Worse still, the antibiotics weren’t safe to take during pregnancy. That was the catalyst for us thinking about adoption – it seemed like the only option for us to become parents.

It was incredibly hard to get my head around not having my own children. You have a vision of how your life will be, then you realise it might not happen. I felt so sad and guilty – guilty for Charlie not having the life he would want, and for not being able to give my parents grandchildren.

Then everything changed.

It was 2020, and I was at rock bottom – I’d been in hospital for three weeks during Covid, my chest was really bad, I’d lost a huge amount of weight and I’d developed a form of heart failure due to my treatment.

But an amazing thing happened during that hospital stay. A new drug, Kaftrio, which was meant to dramatically improve the health of people with CF and add decades to their lives, had received FDA approval. It was a glimmer of hope during a very dark time.
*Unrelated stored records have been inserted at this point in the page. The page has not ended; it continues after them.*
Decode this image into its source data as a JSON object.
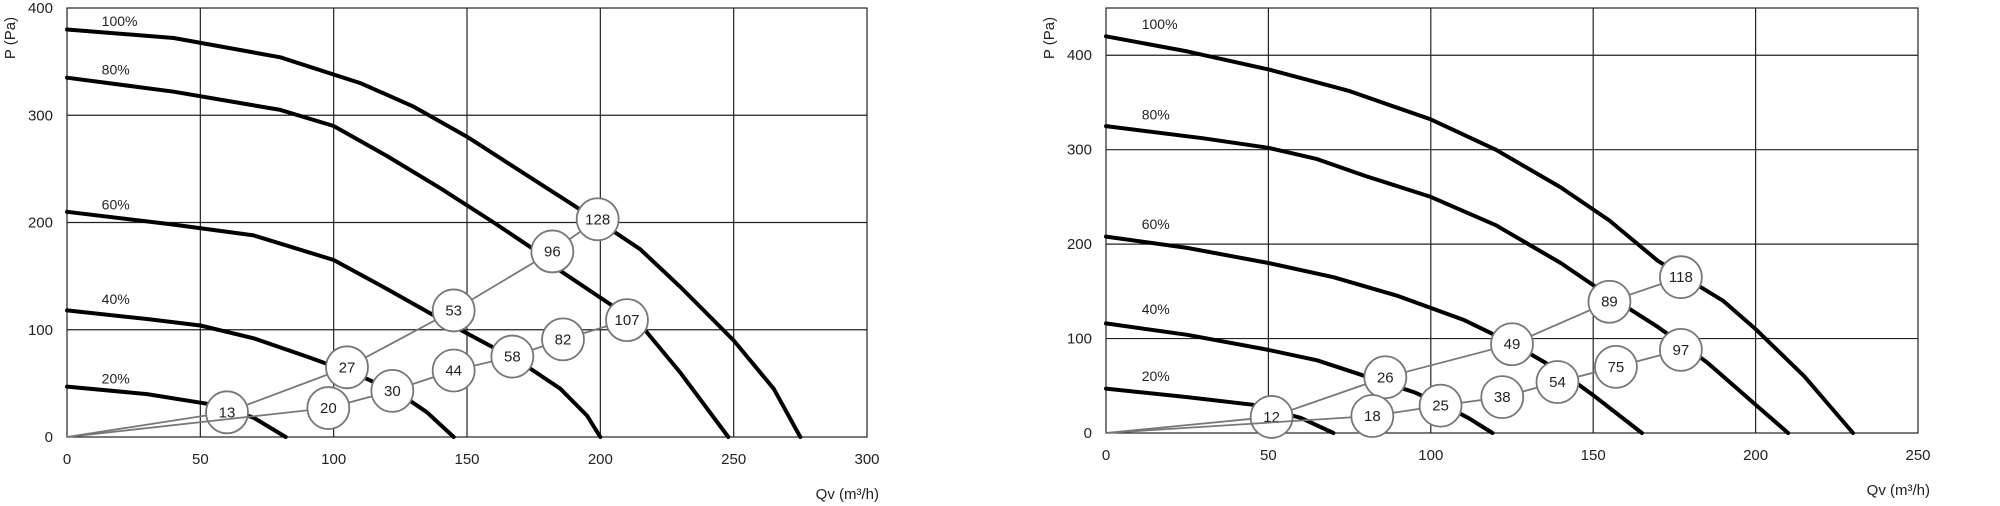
{
  "chart_data": [
    {
      "type": "line",
      "xlabel": "Qv (m³/h)",
      "ylabel": "P (Pa)",
      "xlim": [
        0,
        300
      ],
      "ylim": [
        0,
        400
      ],
      "xticks": [
        0,
        50,
        100,
        150,
        200,
        250,
        300
      ],
      "yticks": [
        0,
        100,
        200,
        300,
        400
      ],
      "grid": true,
      "curves": [
        {
          "label": "100%",
          "label_at": [
            13,
            383
          ],
          "points": [
            [
              0,
              380
            ],
            [
              40,
              372
            ],
            [
              80,
              354
            ],
            [
              110,
              330
            ],
            [
              130,
              308
            ],
            [
              150,
              280
            ],
            [
              180,
              232
            ],
            [
              200,
              200
            ],
            [
              215,
              175
            ],
            [
              230,
              140
            ],
            [
              250,
              90
            ],
            [
              265,
              45
            ],
            [
              275,
              0
            ]
          ]
        },
        {
          "label": "80%",
          "label_at": [
            13,
            338
          ],
          "points": [
            [
              0,
              335
            ],
            [
              40,
              322
            ],
            [
              80,
              305
            ],
            [
              100,
              290
            ],
            [
              120,
              262
            ],
            [
              140,
              232
            ],
            [
              160,
              200
            ],
            [
              175,
              175
            ],
            [
              185,
              155
            ],
            [
              200,
              130
            ],
            [
              215,
              105
            ],
            [
              230,
              60
            ],
            [
              248,
              0
            ]
          ]
        },
        {
          "label": "60%",
          "label_at": [
            13,
            212
          ],
          "points": [
            [
              0,
              210
            ],
            [
              40,
              198
            ],
            [
              70,
              188
            ],
            [
              100,
              165
            ],
            [
              120,
              138
            ],
            [
              140,
              110
            ],
            [
              155,
              90
            ],
            [
              170,
              70
            ],
            [
              185,
              45
            ],
            [
              195,
              20
            ],
            [
              200,
              0
            ]
          ]
        },
        {
          "label": "40%",
          "label_at": [
            13,
            124
          ],
          "points": [
            [
              0,
              118
            ],
            [
              30,
              110
            ],
            [
              50,
              104
            ],
            [
              70,
              92
            ],
            [
              90,
              75
            ],
            [
              110,
              57
            ],
            [
              125,
              40
            ],
            [
              135,
              23
            ],
            [
              145,
              0
            ]
          ]
        },
        {
          "label": "20%",
          "label_at": [
            13,
            50
          ],
          "points": [
            [
              0,
              47
            ],
            [
              30,
              40
            ],
            [
              55,
              30
            ],
            [
              70,
              18
            ],
            [
              82,
              0
            ]
          ]
        }
      ],
      "series": [
        {
          "points": [
            [
              0,
              0
            ],
            [
              60,
              23
            ],
            [
              105,
              65
            ],
            [
              145,
              118
            ],
            [
              182,
              173
            ],
            [
              199,
              203
            ]
          ],
          "labels": [
            "",
            "13",
            "27",
            "53",
            "96",
            "128"
          ]
        },
        {
          "points": [
            [
              0,
              0
            ],
            [
              98,
              27
            ],
            [
              122,
              43
            ],
            [
              145,
              62
            ],
            [
              167,
              75
            ],
            [
              186,
              91
            ],
            [
              210,
              109
            ]
          ],
          "labels": [
            "",
            "20",
            "30",
            "44",
            "58",
            "82",
            "107"
          ]
        }
      ]
    },
    {
      "type": "line",
      "xlabel": "Qv (m³/h)",
      "ylabel": "P (Pa)",
      "xlim": [
        0,
        250
      ],
      "ylim": [
        0,
        450
      ],
      "xticks": [
        0,
        50,
        100,
        150,
        200,
        250
      ],
      "yticks": [
        0,
        100,
        200,
        300,
        400
      ],
      "grid": true,
      "curves": [
        {
          "label": "100%",
          "label_at": [
            11,
            428
          ],
          "points": [
            [
              0,
              420
            ],
            [
              25,
              404
            ],
            [
              50,
              385
            ],
            [
              75,
              362
            ],
            [
              100,
              332
            ],
            [
              120,
              300
            ],
            [
              140,
              260
            ],
            [
              155,
              225
            ],
            [
              170,
              182
            ],
            [
              190,
              140
            ],
            [
              200,
              110
            ],
            [
              215,
              60
            ],
            [
              230,
              0
            ]
          ]
        },
        {
          "label": "80%",
          "label_at": [
            11,
            332
          ],
          "points": [
            [
              0,
              325
            ],
            [
              30,
              312
            ],
            [
              50,
              302
            ],
            [
              65,
              290
            ],
            [
              80,
              272
            ],
            [
              100,
              250
            ],
            [
              120,
              220
            ],
            [
              140,
              180
            ],
            [
              155,
              145
            ],
            [
              170,
              112
            ],
            [
              185,
              75
            ],
            [
              200,
              30
            ],
            [
              210,
              0
            ]
          ]
        },
        {
          "label": "60%",
          "label_at": [
            11,
            216
          ],
          "points": [
            [
              0,
              208
            ],
            [
              25,
              196
            ],
            [
              50,
              180
            ],
            [
              70,
              165
            ],
            [
              90,
              145
            ],
            [
              110,
              120
            ],
            [
              125,
              95
            ],
            [
              140,
              65
            ],
            [
              150,
              40
            ],
            [
              165,
              0
            ]
          ]
        },
        {
          "label": "40%",
          "label_at": [
            11,
            126
          ],
          "points": [
            [
              0,
              116
            ],
            [
              25,
              104
            ],
            [
              50,
              88
            ],
            [
              65,
              77
            ],
            [
              80,
              60
            ],
            [
              95,
              43
            ],
            [
              105,
              28
            ],
            [
              112,
              15
            ],
            [
              119,
              0
            ]
          ]
        },
        {
          "label": "20%",
          "label_at": [
            11,
            55
          ],
          "points": [
            [
              0,
              47
            ],
            [
              25,
              38
            ],
            [
              45,
              30
            ],
            [
              60,
              16
            ],
            [
              70,
              0
            ]
          ]
        }
      ],
      "series": [
        {
          "points": [
            [
              0,
              0
            ],
            [
              51,
              17
            ],
            [
              86,
              59
            ],
            [
              125,
              94
            ],
            [
              155,
              139
            ],
            [
              177,
              165
            ]
          ],
          "labels": [
            "",
            "12",
            "26",
            "49",
            "89",
            "118"
          ]
        },
        {
          "points": [
            [
              0,
              0
            ],
            [
              82,
              18
            ],
            [
              103,
              29
            ],
            [
              122,
              38
            ],
            [
              139,
              54
            ],
            [
              157,
              70
            ],
            [
              177,
              88
            ]
          ],
          "labels": [
            "",
            "18",
            "25",
            "38",
            "54",
            "75",
            "97"
          ]
        }
      ]
    }
  ]
}
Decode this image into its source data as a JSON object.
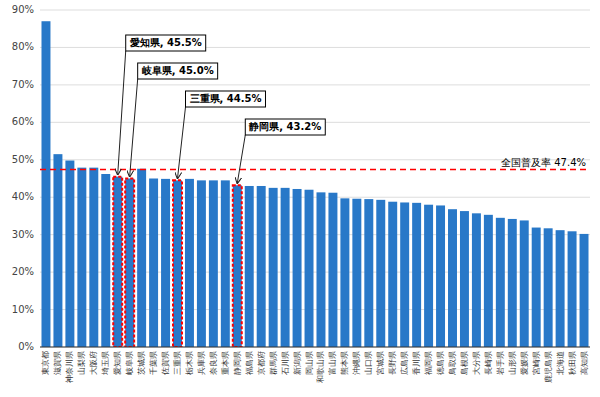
{
  "chart_data": {
    "type": "bar",
    "categories": [
      "東京都",
      "滋賀県",
      "神奈川県",
      "山梨県",
      "大阪府",
      "埼玉県",
      "愛知県",
      "岐阜県",
      "茨城県",
      "千葉県",
      "佐賀県",
      "三重県",
      "栃木県",
      "兵庫県",
      "奈良県",
      "重本県",
      "静岡県",
      "福島県",
      "京都府",
      "群馬県",
      "石川県",
      "新潟県",
      "岡山県",
      "和歌山県",
      "富山県",
      "熊本県",
      "沖縄県",
      "山口県",
      "宮城県",
      "長野県",
      "広島県",
      "香川県",
      "福岡県",
      "徳島県",
      "鳥取県",
      "島根県",
      "大分県",
      "長崎県",
      "岩手県",
      "山形県",
      "愛媛県",
      "宮崎県",
      "鹿児島県",
      "北海道",
      "秋田県",
      "高知県"
    ],
    "values": [
      87.0,
      51.5,
      49.8,
      47.9,
      47.9,
      46.2,
      45.5,
      45.0,
      47.6,
      45.0,
      44.9,
      44.5,
      44.9,
      44.5,
      44.5,
      44.5,
      43.2,
      43.0,
      43.0,
      42.5,
      42.5,
      42.2,
      42.0,
      41.3,
      41.2,
      39.7,
      39.6,
      39.5,
      39.3,
      38.8,
      38.6,
      38.5,
      38.0,
      37.8,
      36.8,
      36.3,
      35.7,
      35.3,
      34.5,
      34.2,
      33.8,
      31.9,
      31.7,
      31.2,
      30.9,
      30.2
    ],
    "color": "#2878c8",
    "reference_line": {
      "value": 47.4,
      "label": "全国普及率 47.4%",
      "color": "#ff0000"
    },
    "annotations": [
      {
        "text": "愛知県, 45.5%",
        "category": "愛知県",
        "color": "#ff0000"
      },
      {
        "text": "岐阜県, 45.0%",
        "category": "岐阜県",
        "color": "#ff0000"
      },
      {
        "text": "三重県, 44.5%",
        "category": "三重県",
        "color": "#ff0000"
      },
      {
        "text": "静岡県, 43.2%",
        "category": "静岡県",
        "color": "#ff0000"
      }
    ],
    "ylim": [
      0,
      90
    ],
    "yticks": [
      {
        "value": 0,
        "label": "0%"
      },
      {
        "value": 10,
        "label": "10%"
      },
      {
        "value": 20,
        "label": "20%"
      },
      {
        "value": 30,
        "label": "30%"
      },
      {
        "value": 40,
        "label": "40%"
      },
      {
        "value": 50,
        "label": "50%"
      },
      {
        "value": 60,
        "label": "60%"
      },
      {
        "value": 70,
        "label": "70%"
      },
      {
        "value": 80,
        "label": "80%"
      },
      {
        "value": 90,
        "label": "90%"
      }
    ],
    "grid": true
  }
}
On the day we were meant to get married but had to postpone it thanks to Covid, I got a call from a nurse telling me I was about to start Kaftrio. If anything, this was better than a wedding. It felt like fate – it was always meant to be a meaningful day.

I felt so incredibly fortunate to try the drug, I was just hoping against hope that it worked.

Thanks to Kaftrio my health stabilised – my lung function increased to around 60 per cent, I could gain weight and simple things which had always been a struggle, such as changing bedding and climbing the stairs, became easy. I used to cough all the time but that disappeared.

I could again consider having a child because my health had improved. I came off the antibiotics for three months to check I remained stable once the drugs had left my system as I still had NTM. Then we could finally start trying for a baby.

When I found out I was pregnant in March 2022 I was over the moon and shocked, because I wasn’t sure my body would even be capable of it.

I had endless appointments and scans, under the care of a new CF antenatal clinic at Royal Brompton Hospital, the first one of its kind. There had never been a need for it before Kaftrio but the team there told me how pregnancies had tripled among women with CF since the treatment became available.

Lucas was born last November and he’s changed my life. He’s great and I feel very privileged to have him. Having a baby is what I’d always hoped for and having Lucas is a dream come true. My parents were so happy to become grandparents – they’d never wanted more for me.

It’s not always easy and it can be a juggle having CF and a baby to look after. It’s a fascinating experience when all I’ve focused on before is my health and wellbeing. Now he’s my absolute focus and I just want to be as healthy as possible, and here for as long as possible, for him.

I’m very close to my brother and sister so it would be wonderful to give Lucas a sibling one day.

I don’t know how long I will be around for but I feel cautiously optimistic.

I still find the way my life has been transformed in the last few years quite amazing. I’m so thankful to have had Kaftrio and the baby I’ve always longed for.